Awhile ago I discovered an old slide taken at a Toronto Blue Jays baseball game years earlier. I didn’t remember much about it.
I knew I’d taken it in May 1978—a memorable time in my life. I was on my way to Germany for a university student work program. It was my first trip on an airplane, and my first time in Toronto.
I also recalled that the Montreal Canadiens had defeated the Boston Bruins on that day to win the Stanley Cup. From this fact, I figured out online that the game had been May 25, 1978—a Thursday. A baseball reference website told me all the details. The player at bat was Tom Hutton (#14) and the player on deck was Otto Velez (#19). The Boston Red Sox defeated the Toronto Blue Jays 9-5, with relief pitcher Dennis Eckersley getting the win. The game was held at the old Exhibition Stadium, a venue that was also the field for the Toronto Argonauts football team. The attendance at the game was 17, 197 for the fledgling Jays, who were struggling through their second season.
I’ve found Google Maps Streetview to be another valuable resource for finding the exact location of old photos. There is a sense of satisfaction in piecing together old memories. It helps me remember more details of a photo, or an event. How did I get to the game, who did I go with, what did I do afterwards?

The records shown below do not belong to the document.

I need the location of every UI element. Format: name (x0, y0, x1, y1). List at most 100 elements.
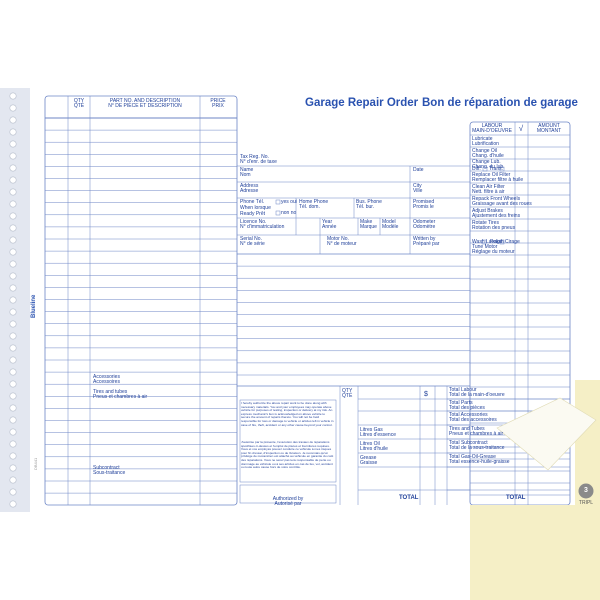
total-line: Total de la sous-traitance (449, 445, 505, 451)
label: Nett. filtre à air (472, 189, 505, 195)
punch-hole (9, 248, 17, 256)
label: Model (382, 219, 396, 225)
total-line: Total des accessoires (449, 417, 497, 423)
label: Tires and tubes (93, 389, 128, 395)
checkbox (275, 210, 281, 216)
punch-hole (9, 128, 17, 136)
punch-hole (9, 236, 17, 244)
label: Modèle (382, 224, 399, 230)
label: Repack Front Wheels (472, 196, 521, 202)
checkbox (499, 166, 505, 172)
label: Lubrification (472, 141, 499, 147)
punch-hole (9, 356, 17, 364)
label: Tél. bur. (356, 204, 375, 210)
punch-hole (9, 188, 17, 196)
punch-hole (9, 392, 17, 400)
signature-box (239, 484, 337, 504)
label: Clean Air Filter (472, 184, 505, 190)
label: Bus. Phone (356, 199, 382, 205)
page-curl (496, 397, 597, 471)
label: Date (413, 167, 424, 173)
label: Tél. dom. (299, 204, 320, 210)
label: When lorsque (240, 205, 271, 211)
label: Odometer (413, 219, 436, 225)
label: Nom (240, 172, 251, 178)
punch-hole (9, 416, 17, 424)
column-header: LABOUR (481, 123, 503, 129)
punch-hole (9, 272, 17, 280)
column-header: MONTANT (536, 128, 562, 134)
label: Ville (413, 188, 423, 194)
label: Subcontract (93, 465, 120, 471)
label: Litres Gas (360, 427, 383, 433)
column-header: PART NO. AND DESCRIPTION (109, 98, 181, 104)
label: $ (424, 391, 428, 398)
form-code: DB441 (33, 457, 38, 470)
punch-hole (9, 308, 17, 316)
total-label: TOTAL (399, 495, 419, 501)
label: Lubricate (472, 136, 493, 142)
label: Accessories (93, 374, 120, 380)
copies-badge (578, 483, 594, 499)
punch-hole (9, 476, 17, 484)
label: City (413, 183, 422, 189)
column-header: N° DE PIÈCE ET DESCRIPTION (108, 103, 182, 109)
checkbox (499, 239, 505, 245)
punch-hole (9, 176, 17, 184)
total-line: Total des pièces (449, 405, 485, 411)
brand: Blueline (31, 294, 37, 318)
label: Tune Motor (472, 244, 498, 250)
column-header: PRIX (212, 103, 224, 109)
label: Change Lub. (472, 159, 501, 165)
label: QTÉ (342, 393, 353, 399)
label: Rotate Tires (472, 220, 499, 226)
punch-hole (9, 464, 17, 472)
punch-hole (9, 104, 17, 112)
label: Polish Cirage (490, 239, 520, 245)
punch-hole (9, 380, 17, 388)
punch-hole (9, 224, 17, 232)
label: Graissage avant des roues (472, 201, 532, 207)
punch-hole (9, 452, 17, 460)
total-line: Total Accessories (449, 412, 488, 418)
punch-hole (9, 344, 17, 352)
total-line: Tires and Tubes (449, 426, 485, 432)
total-line: Total essence-huile-graisse (449, 459, 510, 465)
label: Remplacer filtre à huile (472, 177, 524, 183)
punch-hole (9, 404, 17, 412)
checkbox (481, 239, 487, 245)
label: Diff. (472, 166, 481, 172)
label: Motor No. (327, 236, 349, 242)
label: Promis le (413, 204, 434, 210)
label: Adjust Brakes (472, 208, 503, 214)
label: Litres d'essence (360, 432, 396, 438)
punch-hole (9, 332, 17, 340)
column-header: QTY (73, 98, 85, 104)
column-header: PRICE (210, 98, 226, 104)
punch-hole (9, 164, 17, 172)
punch-hole (9, 320, 17, 328)
checkbox (482, 166, 488, 172)
authorization-text: J'autorise par la présente, l'exécution … (241, 440, 334, 470)
label: N° de moteur (327, 241, 357, 247)
total-label: TOTAL (506, 495, 526, 501)
total-line: Total de la main-d'oeuvre (449, 392, 505, 398)
copies: 3 (584, 487, 588, 494)
punch-hole (9, 140, 17, 148)
column-header: MAIN-D'OEUVRE (472, 128, 512, 134)
label: N° d'immatriculation (240, 224, 285, 230)
punch-hole (9, 284, 17, 292)
label: Année (322, 224, 337, 230)
copies-label: TRIPL (578, 500, 594, 506)
punch-hole (9, 296, 17, 304)
label: Serial No. (240, 236, 262, 242)
label: Graisse (360, 460, 378, 466)
label: QTY (342, 388, 353, 394)
label: Trans. (489, 166, 503, 172)
checkbox (275, 199, 281, 205)
auth-box (239, 399, 337, 483)
label: Sous-traitance (93, 470, 126, 476)
label: Written by (413, 236, 436, 242)
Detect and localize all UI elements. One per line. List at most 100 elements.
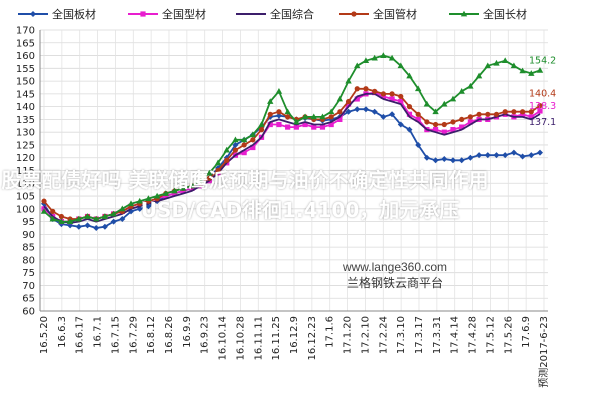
data-point — [319, 124, 326, 130]
data-point — [371, 54, 378, 61]
data-point — [224, 157, 230, 163]
x-tick-label: 17.5.26 — [503, 316, 514, 354]
data-point — [519, 109, 526, 115]
data-point — [449, 157, 456, 164]
x-tick-label: 16.5.20 — [39, 316, 50, 354]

It’s impossible to go back in time, but often it is possible to reconstruct the details of a photo. This can be a worthwhile endeavor as the past recedes further in the distance. Not every day will be one you’ll care to return to in memory; not every ball game is one you would want to sit through again. There are plenty of elements of our past lives that are better left in the past. But, for those memories that are a pleasure to recall, using photo sleuthing to retrieve forgotten bits of the day can add greatly to the texture of a treasured memory.